For life is sweet, is pleasant.
Go! leave me now alone!
Go! leave me now alone!
Death:
Give me thy hand, oh! maiden fair to see,
For I'm a friend, hath ne'er distress'd thee.
Take courage now, and very soon
Within mine arms shalt softly rest thee!"
While the 2nd movement of this work uses the melody from Schubert's song, the entire "death and the maiden" struggle permeates the entire work. Walter Willson Cobbett (author of the 1929 Cobbett's Cyclopedic Survey of Chamber Music) said of it "The struggle with Death is the subject of the first movement, and the andante accordingly dwells on Death's words. The finale is most definitely in the character of a dance of death; ghastly visions whirl past in the inexorable uniform rhythm of the tarantella." (The Tarantella is the traditional dance to ward off madness and death.)

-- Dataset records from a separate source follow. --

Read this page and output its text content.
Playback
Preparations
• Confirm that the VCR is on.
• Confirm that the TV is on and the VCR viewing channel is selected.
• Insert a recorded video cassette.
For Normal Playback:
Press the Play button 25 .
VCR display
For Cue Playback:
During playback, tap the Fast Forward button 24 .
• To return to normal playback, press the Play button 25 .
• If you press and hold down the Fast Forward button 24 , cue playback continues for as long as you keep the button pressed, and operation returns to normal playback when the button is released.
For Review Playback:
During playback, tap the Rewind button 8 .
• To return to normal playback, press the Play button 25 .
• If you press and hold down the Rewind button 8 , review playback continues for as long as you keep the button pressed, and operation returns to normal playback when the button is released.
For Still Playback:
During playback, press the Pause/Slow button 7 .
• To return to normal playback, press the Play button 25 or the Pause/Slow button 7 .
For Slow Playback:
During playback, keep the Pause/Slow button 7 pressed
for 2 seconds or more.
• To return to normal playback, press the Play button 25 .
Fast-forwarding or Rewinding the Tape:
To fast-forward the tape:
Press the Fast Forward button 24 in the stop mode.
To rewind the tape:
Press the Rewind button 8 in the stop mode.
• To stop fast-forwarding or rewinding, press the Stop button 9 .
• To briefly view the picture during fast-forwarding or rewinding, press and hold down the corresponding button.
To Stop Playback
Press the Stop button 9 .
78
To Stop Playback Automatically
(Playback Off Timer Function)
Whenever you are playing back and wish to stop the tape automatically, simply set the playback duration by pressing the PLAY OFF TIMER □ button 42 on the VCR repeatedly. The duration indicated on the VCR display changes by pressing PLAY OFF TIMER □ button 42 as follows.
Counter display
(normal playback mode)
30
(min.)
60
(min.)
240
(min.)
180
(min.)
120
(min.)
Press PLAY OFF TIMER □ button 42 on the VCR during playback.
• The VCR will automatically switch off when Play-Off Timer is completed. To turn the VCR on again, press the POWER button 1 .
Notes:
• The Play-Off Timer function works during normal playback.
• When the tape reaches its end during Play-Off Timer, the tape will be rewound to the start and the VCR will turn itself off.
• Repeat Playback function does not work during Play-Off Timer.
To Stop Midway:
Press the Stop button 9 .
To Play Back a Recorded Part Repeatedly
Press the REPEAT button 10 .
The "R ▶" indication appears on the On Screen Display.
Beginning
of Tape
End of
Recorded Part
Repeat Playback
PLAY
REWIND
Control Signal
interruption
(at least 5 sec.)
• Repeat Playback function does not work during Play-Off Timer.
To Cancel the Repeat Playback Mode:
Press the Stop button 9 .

Others have seen the quartet as a musical expression of Judaeo-Christian religious myths with each movement being about a different episode in the mythic process of death and resurrection.
Fascinating stuff, right?
Well, without further ado, I bring you the quartet! Performed here by the Alban Berg Quartet.
I. Allegro
II. Andante con moto
III. Scherzo Allegro molto
IV. Presto
If you'd like to hear the original Death and the Maiden song written by Schubert, you can find it here. The accompanist here, by the way, is the great Dietrich Fischer-Dieskau, an amazing singer who has recorded many of Schubert's songs. He just recently passed away, making the world a much sadder place.